1. Technical Field
The present invention generally relates to the field of metrology, and more particularly, to scatterometry overlay measurements.
2. Discussion of Related Art
Current scatterometry targets and measurement procedures are designed to be symmetric under 180° rotations of the targets about a normal to the target. Typical symmetry operations do not flip the chirality of the coordinate system.

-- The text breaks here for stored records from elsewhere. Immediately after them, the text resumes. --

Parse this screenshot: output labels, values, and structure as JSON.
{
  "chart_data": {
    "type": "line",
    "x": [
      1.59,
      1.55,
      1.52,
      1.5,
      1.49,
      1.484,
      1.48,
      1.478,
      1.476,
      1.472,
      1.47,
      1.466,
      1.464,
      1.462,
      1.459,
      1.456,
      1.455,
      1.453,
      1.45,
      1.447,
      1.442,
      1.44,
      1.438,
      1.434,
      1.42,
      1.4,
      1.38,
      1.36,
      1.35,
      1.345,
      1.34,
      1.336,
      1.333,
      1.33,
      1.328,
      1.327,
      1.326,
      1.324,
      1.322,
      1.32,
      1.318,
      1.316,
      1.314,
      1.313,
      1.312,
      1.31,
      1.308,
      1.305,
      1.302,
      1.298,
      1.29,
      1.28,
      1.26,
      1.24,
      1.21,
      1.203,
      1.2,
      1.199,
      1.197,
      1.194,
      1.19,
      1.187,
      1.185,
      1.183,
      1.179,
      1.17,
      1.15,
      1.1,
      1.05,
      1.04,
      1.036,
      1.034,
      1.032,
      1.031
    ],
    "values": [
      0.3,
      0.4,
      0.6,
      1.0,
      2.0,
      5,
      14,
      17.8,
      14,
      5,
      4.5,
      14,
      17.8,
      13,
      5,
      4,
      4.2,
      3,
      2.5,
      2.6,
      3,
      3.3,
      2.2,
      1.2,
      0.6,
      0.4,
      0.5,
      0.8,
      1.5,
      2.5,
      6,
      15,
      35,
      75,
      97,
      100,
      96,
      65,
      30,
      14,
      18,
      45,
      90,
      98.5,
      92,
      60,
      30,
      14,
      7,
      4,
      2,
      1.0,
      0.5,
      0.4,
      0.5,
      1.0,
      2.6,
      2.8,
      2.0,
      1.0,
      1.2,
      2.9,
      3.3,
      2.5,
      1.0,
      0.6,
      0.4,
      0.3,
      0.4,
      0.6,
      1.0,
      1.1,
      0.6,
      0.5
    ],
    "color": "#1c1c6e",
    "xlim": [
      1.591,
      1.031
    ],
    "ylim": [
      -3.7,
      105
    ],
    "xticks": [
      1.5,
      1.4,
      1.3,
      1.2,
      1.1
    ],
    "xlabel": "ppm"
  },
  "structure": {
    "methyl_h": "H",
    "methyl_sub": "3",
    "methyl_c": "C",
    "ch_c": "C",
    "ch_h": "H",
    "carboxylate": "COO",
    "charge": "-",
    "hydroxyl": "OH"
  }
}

FIGS. 1A and 1B are schematic illustrations of prior art targets having a 180° rotational symmetry and the resulting inaccuracies in overlay measurements. FIG. 1A illustrates in a perspective view a target 90 having periodic structures with pitch P and exhibiting an overlay OVLx between the periodic structures at different layers 91, 92. The resulting measurement signal 95 is shown as spots at the imaging pupil plane (with axes NAx, NAy, NA standing for numerical aperture) which represent zeroth order diffraction image 80 and ±1 first order diffraction images 79, 81. Overlay measurements are derived from pupil points 85 which represent angular diffraction signals. In the illustration in FIG. 1A, where only overlay along the x axis exists, signals 79, 80, 81 are symmetric with respect to the pupil plane axis NAx. However, when the periodic structures of target 90 are segmented along the y direction as illustrated in FIG. 1B (e.g., to improve process compatibility, e.g., with smaller pitch p2<p1), a new overlay OVLy is introduced. Prior art targets 90 are designed to be symmetric to 180° rotations (a symmetry, which is denoted Rπ in the following) due to measurement considerations such as calibration of tool induced shifts which requires rotating the wafers. However, the Rπ symmetry mixes overlays along the x and y axes, as described in the derivation below (see Equation 3A), and the mixing results in an introduction of an error in the location and forms the diffraction images of the first order, illustrated schematically in FIG. 1B. The breaking of reflection symmetry in the Y direction, which gets mixed with the asymmetry in the X direction, thereby causing an error in the metrology reported overlay, is demonstrated in FIG. 1B to be a result of OVLy≠0. In general, however, such a symmetry breaking in the Y direction may be a result of many phenomena like asymmetric printing in the Y direction (e.g., an asymmetrically segmented bar or any asymmetrically designed and/or printed target features) or from light scattered along the Y direction from structures exterior to the metrology target.